Today we are seeing some of the biggest tech companies take the open source approach with some of their software. Companies like Microsoft, Google, and Facebook have accepted an open source philosophy for some of their software and have joined a legion of numerous fortune 500 companies that now rely on open source for some of their critical systems. The big companies are growing dissatisfied with the large operating systems like Oracle or PeopleSoft. While there are many things they like about these mega-software systems, there are parts of the big software systems that don’t work well for them and that are too hard to customize for their use. And these huge software systems are incredibly expensive. By the time a large corporation buys a large software system and then pays again to customize it for themselves they will have invested many millions along with having to pay big annual software maintenance fees.

Corporations also started breaking away from the large software packages when they found that more nimble software existed to handle some of their critical needs, such as the way that Salesforce has become a standard for CRM. Once they broke away from part of the big program systems it became easier to consider open source solutions for other needs.

As these large companies allow their programmers to work on open source platforms, those platforms get even better. Where Linux was largely written and maintained by people who also worked other jobs, there are now fleets of corporate programmers who are working to add to and improve open source software.

It’s not always the easiest thing in the world for a smaller company to make the transition to open source. Open source software doesn’t come in a nice neat package with dedicated customer support and training. But when I look around at my clients, I see them still spending a relative fortune on software for such things as billing systems, CRM systems, and hardware monitoring and interface software. Any small carrier who is spending more than a few hundred thousand dollars a year on traditional software might be better off to instead hire a programmer or two and let them find and implement open source software. It’s a bold move, but if it’s working for the big corporations it might well work for you.

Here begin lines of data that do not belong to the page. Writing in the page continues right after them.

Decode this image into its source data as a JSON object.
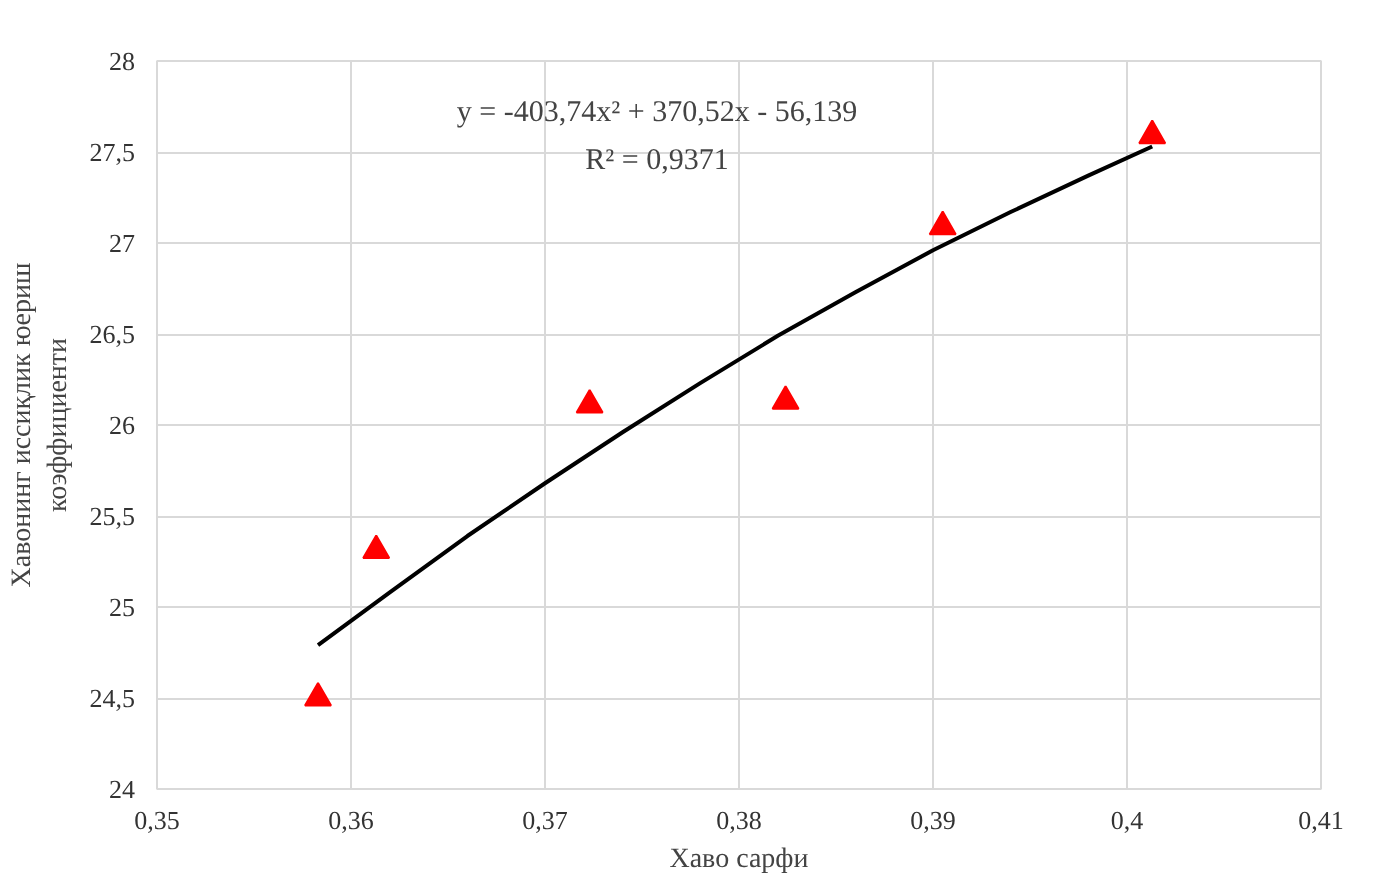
{
  "chart_data": {
    "type": "scatter",
    "xlabel": "Хаво сарфи",
    "ylabel": "Хавонинг иссиқлик юериш коэффициенти",
    "x": [
      0.3583,
      0.3613,
      0.3723,
      0.3824,
      0.3905,
      0.4013
    ],
    "series": [
      {
        "color": "#ff0000",
        "marker": "triangle",
        "values": [
          24.5,
          25.31,
          26.11,
          26.13,
          27.09,
          27.59
        ]
      },
      {
        "type": "line",
        "color": "#000000",
        "line_style": "solid",
        "marker": "none",
        "x": [
          0.3583,
          0.362,
          0.366,
          0.37,
          0.374,
          0.378,
          0.382,
          0.386,
          0.39,
          0.394,
          0.398,
          0.4013
        ],
        "values": [
          24.79,
          25.08,
          25.39,
          25.68,
          25.96,
          26.23,
          26.49,
          26.73,
          26.96,
          27.17,
          27.37,
          27.53
        ]
      }
    ],
    "annotations": [
      "y = -403,74x² + 370,52x - 56,139",
      "R² = 0,9371"
    ],
    "xlim": [
      0.35,
      0.41
    ],
    "ylim": [
      24,
      28
    ],
    "xticks": [
      {
        "value": 0.35,
        "label": "0,35"
      },
      {
        "value": 0.36,
        "label": "0,36"
      },
      {
        "value": 0.37,
        "label": "0,37"
      },
      {
        "value": 0.38,
        "label": "0,38"
      },
      {
        "value": 0.39,
        "label": "0,39"
      },
      {
        "value": 0.4,
        "label": "0,4"
      },
      {
        "value": 0.41,
        "label": "0,41"
      }
    ],
    "yticks": [
      24,
      {
        "value": 24.5,
        "label": "24,5"
      },
      25,
      {
        "value": 25.5,
        "label": "25,5"
      },
      26,
      {
        "value": 26.5,
        "label": "26,5"
      },
      27,
      {
        "value": 27.5,
        "label": "27,5"
      },
      28
    ],
    "grid": true
  }
}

One thought on “Should You Consider Open Source Software?

  1. Thanks and Doug as you well know Linux is the “L” in a LAMP stack and how you would run an internet server system for a company without using a/or variants of a LAMP stack “Linux, Apache, MySQL, and PHP”. How would you handle load balancing for spikes in the number of request by users or run anything in the cloud? We recently made the change over to running everything on AWS and using open source software is the critical backbone of our company now.

    Some times you have to use open source the USPTO wants the fount text to be embedded into the PDFs you submit to them and you can’t do this with MS Word; so I have to move the Word docs over to OpenOffice then create the PDFs. We still use MS Office but lately found it harder to find good templates for Excel and Word and OpenOffice is packed with them.